Thus, this method is carried into effect by means of a device for flame spraying or gunniting converter linings which comprises a lance mounted on a manipulator mounted on a selfpropelled truck. To the rear of the manipulator is connected a conduit which encloses ducting for feeding to the lance nozzle a mixture of a pulverized refractory material with the fuel and oxygen which is required to initiate the flame spraying process.

Notwithstanding its numerous advantages, such a device is complicated and buiky in construction, and occupies considerable working floor space during its operation. In addition, the device is complicated in operation, since it requires the provision of a conduit enclosing flexible metal pipes for respectively supplying the pulverized refractory-fuel mixture, oxygen and water used as a cooling agent.

Attempts have been made to effect the flame spraying of an upright converter lining by moving the flame together with a flow of the pulverized refractory material in vertical and horizontal directions. However, the above-mentioned disadvantages and difficulties encountered in the prior-art have not been eliminated by this method.

There is known an advanced apparatus for gunniting converter linings, which comprises a lance mounted on guides and provided with a driving means for its rotation. Pulverized refractory material, oxygen, fuel and water for cooling the lance are fed to the lance along flexible ducts. The lance has concentrically mounted conduits and a multi-nozzle head. In operation the lance is introduced into a converter and removed therefrom by means of a suitable driving mechanism. During upward and downward movements of the lance, as well as during its rotation, a thin layer of gunnite is deposited either onto the entire surface of the converter lining or to the regions thereof subject to a higher degree of wear. However, this apparatus also does not operate altogether satisfactorily.

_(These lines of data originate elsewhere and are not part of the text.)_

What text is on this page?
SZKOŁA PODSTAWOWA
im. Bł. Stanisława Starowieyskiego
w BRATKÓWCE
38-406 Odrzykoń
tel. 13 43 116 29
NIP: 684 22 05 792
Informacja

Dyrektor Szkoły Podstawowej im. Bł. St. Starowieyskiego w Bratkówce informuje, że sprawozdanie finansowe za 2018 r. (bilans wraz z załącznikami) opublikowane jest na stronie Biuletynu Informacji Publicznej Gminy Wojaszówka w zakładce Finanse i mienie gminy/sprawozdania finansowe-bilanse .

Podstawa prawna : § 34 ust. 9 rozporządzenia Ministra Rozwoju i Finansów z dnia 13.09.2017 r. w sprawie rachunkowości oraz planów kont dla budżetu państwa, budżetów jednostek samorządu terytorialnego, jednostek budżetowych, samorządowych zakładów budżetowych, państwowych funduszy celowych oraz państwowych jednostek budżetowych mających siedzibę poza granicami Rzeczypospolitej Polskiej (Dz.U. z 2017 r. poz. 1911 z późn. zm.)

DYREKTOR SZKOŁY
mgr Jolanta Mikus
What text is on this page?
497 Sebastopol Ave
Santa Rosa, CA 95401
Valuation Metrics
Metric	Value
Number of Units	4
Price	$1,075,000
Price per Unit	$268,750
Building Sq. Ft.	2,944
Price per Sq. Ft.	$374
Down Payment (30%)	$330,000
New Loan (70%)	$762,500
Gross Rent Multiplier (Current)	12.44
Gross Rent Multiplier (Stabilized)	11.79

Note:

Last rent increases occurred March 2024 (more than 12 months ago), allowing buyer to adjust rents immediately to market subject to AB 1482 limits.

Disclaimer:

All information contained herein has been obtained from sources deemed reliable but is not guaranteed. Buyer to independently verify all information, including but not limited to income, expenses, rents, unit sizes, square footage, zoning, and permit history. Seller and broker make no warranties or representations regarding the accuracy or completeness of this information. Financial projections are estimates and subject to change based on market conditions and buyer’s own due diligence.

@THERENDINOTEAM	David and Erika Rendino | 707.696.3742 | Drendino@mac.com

In general, stringent requirements are imposed upon the duration and quality of the repair of converter linings.However, the prior art methods and apparatuses used for gunniting converter linings are unsatisfactory by reason of being timeconsuming and also by requiring an excessive consumption of refractory material due to unavoidable losses thereof in the course of operation accompanied by contamination of the workshop atmosphere with the gases liberated during the flame spraying process.

The present invention in one aspect provides a method of depositing a refractory material on a lining of an upright converter, comprising directing a flame of oxygen together with a flow of a mixture of fuel and a pulverized refractory material onto a converter lining over its height as two flame jets projected in opposite directions from the longitudinal axis of the converter, and displacing the said flame jets backward and in the longitudinal direction relative to the converter longitudinal axis.

Such a flame spraying method permits the duration of its operating period to be substantially reduced and the quality of the built-up deposit to be improved owing to the fact that all the converter regions are pre-heated prior to being flame sprayed or gunnited and are equally well exposed to the operating process. In addition, the flue gases of the process are passed to a chimney positioned over the converter and are then collected in a suitable gas collecting and refining system. The operating conditions are improved, since the upright position of the converter prevents cold air from penetrating into the converter in the course of operation, as is the case with a horizontally disposed converter subjected to gunniting.

Simultaneous flame spraying the two opposite walls of the converter with a refractory material is necessitated by the presence of two trunnion regions in the converter lining, which regions are exposed to the most intense wear and, therefore, require more intensive gunniting.

Thus, by effecting the flame spraying process with two oppositely directed flame jets, it becomes a possible for the two trunnion lining regions to be simultaneously gunnited and, as a result, the duration of the gunniting process to be substantially reduced.

To effect the operating process with more than two flame jets would be of no benefit On the contrary, this would bring about an increase in the speed of the outgoing gases, resulting in higher losses of particles of the refractory material entrained by the gas flows passing out of the converter. This, in turn, may lead to a higher consumption of the refractory material.

It would be disadvantageous to effect the flame spraying process with one flame jet, since this would nearly double duration of the operating process and would result in reacting forces.

The displacement of the flame jets in vertical and horizontal directions permits a layer of the refractory material to be uniformly deposited onto the entire surface of the converter lining.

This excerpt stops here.